As an Activity Director for seniors, the job field is not a big one, and what is out there fills fast. I tell myself I’m not worried because God has a plan for me. On days when I go into the computer and see several listings for my job qualification, I feel encouraged in God’s plan and am willing to wait for the direction He wants me to take. Then several days go by without a call or response and I pray that God won’t have me wait too long and become too discouraged in my search.
In that prayer for patience, I am moved to get up and make that follow-up phone call, attack that closet that has been begging for attention or take that long overdue walk in the beautiful sunshine. And if I am still discouraged, I call a friend to reconnect, go to lunch. It’s been too long and I have a lot of catching up to do. Thanks, Pauline, Linda, Carolyn. I even took a long weekend with my dear friend Pam in South Carolina. Thanks Pam.

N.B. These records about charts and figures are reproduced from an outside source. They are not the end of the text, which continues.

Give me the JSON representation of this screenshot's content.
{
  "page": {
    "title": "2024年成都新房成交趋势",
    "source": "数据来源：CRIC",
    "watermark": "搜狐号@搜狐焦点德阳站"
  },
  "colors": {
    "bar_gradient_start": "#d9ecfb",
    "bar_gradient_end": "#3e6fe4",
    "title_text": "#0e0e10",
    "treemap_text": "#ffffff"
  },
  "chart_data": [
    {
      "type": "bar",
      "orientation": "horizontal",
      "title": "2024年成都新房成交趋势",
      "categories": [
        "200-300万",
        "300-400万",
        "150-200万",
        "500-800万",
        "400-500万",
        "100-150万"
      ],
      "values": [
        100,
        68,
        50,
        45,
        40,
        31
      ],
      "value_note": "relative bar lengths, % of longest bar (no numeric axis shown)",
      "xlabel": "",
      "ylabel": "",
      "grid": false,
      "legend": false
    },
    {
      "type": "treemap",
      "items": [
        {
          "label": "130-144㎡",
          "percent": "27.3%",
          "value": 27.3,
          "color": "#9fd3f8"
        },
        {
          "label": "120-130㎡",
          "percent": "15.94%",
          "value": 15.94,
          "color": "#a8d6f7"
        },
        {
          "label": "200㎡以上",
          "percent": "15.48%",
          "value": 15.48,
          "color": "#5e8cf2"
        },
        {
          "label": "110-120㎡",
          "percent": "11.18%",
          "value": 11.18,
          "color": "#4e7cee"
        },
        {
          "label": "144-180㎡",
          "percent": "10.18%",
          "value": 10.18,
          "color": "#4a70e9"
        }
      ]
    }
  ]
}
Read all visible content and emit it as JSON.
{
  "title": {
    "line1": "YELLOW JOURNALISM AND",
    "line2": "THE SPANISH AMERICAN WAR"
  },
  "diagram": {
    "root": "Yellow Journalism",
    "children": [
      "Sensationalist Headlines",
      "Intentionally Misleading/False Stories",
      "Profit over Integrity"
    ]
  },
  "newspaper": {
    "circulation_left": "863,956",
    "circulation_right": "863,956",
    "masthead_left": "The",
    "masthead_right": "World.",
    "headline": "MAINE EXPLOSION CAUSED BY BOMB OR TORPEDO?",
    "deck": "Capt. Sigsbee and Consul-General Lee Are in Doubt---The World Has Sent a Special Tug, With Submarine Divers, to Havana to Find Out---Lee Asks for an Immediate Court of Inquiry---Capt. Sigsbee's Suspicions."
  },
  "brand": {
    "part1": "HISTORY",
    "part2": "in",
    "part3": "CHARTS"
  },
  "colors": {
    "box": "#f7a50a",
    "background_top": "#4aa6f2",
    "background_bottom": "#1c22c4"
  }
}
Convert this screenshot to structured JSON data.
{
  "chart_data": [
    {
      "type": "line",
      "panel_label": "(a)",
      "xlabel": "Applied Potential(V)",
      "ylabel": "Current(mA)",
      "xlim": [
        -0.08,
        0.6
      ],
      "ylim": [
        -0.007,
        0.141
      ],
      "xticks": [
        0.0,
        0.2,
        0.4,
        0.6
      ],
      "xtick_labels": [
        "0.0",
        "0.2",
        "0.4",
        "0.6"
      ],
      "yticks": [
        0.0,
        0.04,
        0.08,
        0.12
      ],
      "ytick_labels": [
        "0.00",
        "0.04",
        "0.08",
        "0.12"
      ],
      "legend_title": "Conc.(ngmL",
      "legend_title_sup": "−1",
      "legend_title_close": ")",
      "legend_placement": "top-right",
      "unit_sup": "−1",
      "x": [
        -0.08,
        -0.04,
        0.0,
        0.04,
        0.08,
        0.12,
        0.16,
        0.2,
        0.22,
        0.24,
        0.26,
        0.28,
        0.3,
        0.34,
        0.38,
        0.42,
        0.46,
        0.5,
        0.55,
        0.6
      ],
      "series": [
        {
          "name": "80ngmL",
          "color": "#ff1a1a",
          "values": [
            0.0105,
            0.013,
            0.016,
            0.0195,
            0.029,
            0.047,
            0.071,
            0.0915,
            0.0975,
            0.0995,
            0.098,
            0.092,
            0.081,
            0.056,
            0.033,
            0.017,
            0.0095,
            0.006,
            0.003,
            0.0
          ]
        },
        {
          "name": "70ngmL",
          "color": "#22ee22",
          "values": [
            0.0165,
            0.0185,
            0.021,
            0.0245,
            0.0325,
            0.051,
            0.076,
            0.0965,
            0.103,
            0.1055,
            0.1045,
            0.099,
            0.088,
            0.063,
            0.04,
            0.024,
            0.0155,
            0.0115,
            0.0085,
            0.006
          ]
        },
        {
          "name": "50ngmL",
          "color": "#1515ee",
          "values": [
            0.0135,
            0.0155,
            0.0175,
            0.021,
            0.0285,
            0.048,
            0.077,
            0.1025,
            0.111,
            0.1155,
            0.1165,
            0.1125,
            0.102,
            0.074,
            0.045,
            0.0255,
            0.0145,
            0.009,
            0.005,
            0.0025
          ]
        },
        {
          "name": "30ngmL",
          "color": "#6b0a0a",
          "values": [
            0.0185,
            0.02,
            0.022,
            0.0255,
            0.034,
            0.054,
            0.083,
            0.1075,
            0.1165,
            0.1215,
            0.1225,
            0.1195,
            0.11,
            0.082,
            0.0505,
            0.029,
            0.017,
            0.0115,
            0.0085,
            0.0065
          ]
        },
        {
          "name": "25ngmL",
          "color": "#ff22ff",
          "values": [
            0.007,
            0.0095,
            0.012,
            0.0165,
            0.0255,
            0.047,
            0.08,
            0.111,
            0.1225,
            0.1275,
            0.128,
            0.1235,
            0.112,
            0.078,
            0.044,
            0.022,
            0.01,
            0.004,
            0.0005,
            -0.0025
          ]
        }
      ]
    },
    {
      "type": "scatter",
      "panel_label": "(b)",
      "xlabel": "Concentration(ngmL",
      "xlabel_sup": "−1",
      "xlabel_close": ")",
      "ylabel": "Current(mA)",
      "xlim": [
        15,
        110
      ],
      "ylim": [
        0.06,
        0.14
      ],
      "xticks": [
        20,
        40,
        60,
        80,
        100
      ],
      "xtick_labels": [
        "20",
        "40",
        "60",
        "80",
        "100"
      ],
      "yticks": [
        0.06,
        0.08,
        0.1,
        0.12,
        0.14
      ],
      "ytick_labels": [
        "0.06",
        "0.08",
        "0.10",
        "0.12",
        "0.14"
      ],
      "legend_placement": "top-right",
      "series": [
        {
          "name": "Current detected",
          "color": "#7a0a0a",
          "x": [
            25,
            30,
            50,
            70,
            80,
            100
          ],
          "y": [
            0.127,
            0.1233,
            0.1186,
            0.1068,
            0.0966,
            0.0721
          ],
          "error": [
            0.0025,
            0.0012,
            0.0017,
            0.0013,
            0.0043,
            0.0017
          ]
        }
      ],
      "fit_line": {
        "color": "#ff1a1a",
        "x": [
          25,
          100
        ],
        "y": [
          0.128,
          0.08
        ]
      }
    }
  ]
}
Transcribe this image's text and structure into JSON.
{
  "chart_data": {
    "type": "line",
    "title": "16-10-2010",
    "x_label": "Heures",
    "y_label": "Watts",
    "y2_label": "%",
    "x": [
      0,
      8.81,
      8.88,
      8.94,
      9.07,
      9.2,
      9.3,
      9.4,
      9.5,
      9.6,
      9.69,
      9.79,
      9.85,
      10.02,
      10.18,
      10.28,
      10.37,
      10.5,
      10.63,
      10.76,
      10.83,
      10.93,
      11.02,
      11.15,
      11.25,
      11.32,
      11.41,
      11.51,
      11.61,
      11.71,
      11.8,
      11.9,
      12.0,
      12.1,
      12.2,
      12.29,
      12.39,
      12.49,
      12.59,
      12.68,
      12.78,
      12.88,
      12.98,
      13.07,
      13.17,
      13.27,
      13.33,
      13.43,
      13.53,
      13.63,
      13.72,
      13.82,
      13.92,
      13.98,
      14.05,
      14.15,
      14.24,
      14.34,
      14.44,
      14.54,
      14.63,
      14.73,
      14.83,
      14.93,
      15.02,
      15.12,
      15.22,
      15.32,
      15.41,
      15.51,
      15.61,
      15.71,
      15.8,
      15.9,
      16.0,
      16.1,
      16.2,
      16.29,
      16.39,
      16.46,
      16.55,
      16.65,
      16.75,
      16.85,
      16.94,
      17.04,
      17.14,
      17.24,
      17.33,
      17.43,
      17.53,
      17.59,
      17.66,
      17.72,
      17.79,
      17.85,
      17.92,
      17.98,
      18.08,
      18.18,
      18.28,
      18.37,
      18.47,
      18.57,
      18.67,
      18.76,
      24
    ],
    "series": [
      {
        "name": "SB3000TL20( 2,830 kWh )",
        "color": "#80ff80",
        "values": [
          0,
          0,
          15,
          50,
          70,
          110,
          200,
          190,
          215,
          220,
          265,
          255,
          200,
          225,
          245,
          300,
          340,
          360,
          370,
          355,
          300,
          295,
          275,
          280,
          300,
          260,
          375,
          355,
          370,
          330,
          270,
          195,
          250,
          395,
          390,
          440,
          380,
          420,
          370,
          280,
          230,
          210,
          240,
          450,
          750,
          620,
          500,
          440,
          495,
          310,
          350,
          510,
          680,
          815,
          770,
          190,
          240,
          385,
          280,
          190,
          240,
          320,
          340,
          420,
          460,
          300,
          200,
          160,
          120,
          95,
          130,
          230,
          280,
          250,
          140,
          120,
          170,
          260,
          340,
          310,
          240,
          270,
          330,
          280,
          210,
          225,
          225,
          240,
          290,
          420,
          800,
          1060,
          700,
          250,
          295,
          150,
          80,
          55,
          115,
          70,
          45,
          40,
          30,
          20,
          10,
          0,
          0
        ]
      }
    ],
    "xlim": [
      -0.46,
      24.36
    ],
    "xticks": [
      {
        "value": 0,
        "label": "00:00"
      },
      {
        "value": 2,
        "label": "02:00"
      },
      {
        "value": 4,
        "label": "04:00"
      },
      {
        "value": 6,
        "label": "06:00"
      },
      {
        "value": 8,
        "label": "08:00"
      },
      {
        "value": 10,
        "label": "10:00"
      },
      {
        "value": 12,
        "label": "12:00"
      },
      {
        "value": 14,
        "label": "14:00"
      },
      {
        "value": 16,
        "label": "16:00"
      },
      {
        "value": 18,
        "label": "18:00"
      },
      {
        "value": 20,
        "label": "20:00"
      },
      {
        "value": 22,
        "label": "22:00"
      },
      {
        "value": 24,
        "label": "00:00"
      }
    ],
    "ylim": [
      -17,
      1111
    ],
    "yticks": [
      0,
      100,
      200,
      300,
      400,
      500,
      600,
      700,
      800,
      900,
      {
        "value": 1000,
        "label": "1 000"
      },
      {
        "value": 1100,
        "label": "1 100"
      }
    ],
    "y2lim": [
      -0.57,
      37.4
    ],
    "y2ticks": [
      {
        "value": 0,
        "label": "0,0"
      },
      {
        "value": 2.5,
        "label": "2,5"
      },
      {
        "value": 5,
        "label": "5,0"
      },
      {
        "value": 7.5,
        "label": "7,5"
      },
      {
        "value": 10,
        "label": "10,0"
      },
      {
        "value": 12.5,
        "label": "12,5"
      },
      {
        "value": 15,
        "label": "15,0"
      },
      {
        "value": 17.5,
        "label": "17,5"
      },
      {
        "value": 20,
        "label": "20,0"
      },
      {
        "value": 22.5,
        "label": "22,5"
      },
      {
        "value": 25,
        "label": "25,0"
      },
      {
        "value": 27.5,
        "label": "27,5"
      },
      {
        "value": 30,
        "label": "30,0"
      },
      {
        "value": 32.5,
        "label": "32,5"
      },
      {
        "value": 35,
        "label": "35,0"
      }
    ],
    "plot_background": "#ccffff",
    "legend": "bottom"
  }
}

Life is too short to be in a job that continued to take advantage of my willingness to work as many hours as it takes to get the job done. I tell myself if I don’t do it, who will? Who will be there for these wonderful seniors, who have worked so hard all their lives and deserve the loving care and quality service I can provide. We can all be replaced.
When I would come home after a long tiring day, the sun long past setting, I would wonder why I have let yet another day get away from me, without much to show for it, I would feel guilty that I have again not done what I could for my own home and family. Not fulfilling my family obligations, especially to the grandchildren, who seem to be growing up right in front of my nose. And my house. Oh my house. It calls out to that motivated, energetic person who moved in ten and a half years ago, egger to spend quality time and energy making it beautiful, inside and out, (I’ll be back!)
Keep me in your prayers. I’m not discouraged about not having a job, yet. It’s only been three weeks and I still have much to do around here. Besides, I believe the scripture that
….If God takes us to it, He will see us through it.
1 comment:
Hello again,
Happy, happy to connect again.
I can so relate to what you're struggling with. Will pray that you get good rest, so you're able to make good choices and decisions,
and God will take care of the rest.
I thought my problem was not enough sleep because of work schedule change, and a bum knee, and being drained by the cat allergy. But after several days off, realize I'm in serious burn out mode. It just sneaks up. How sad, that we caring professional people take care of everybody but ourselves.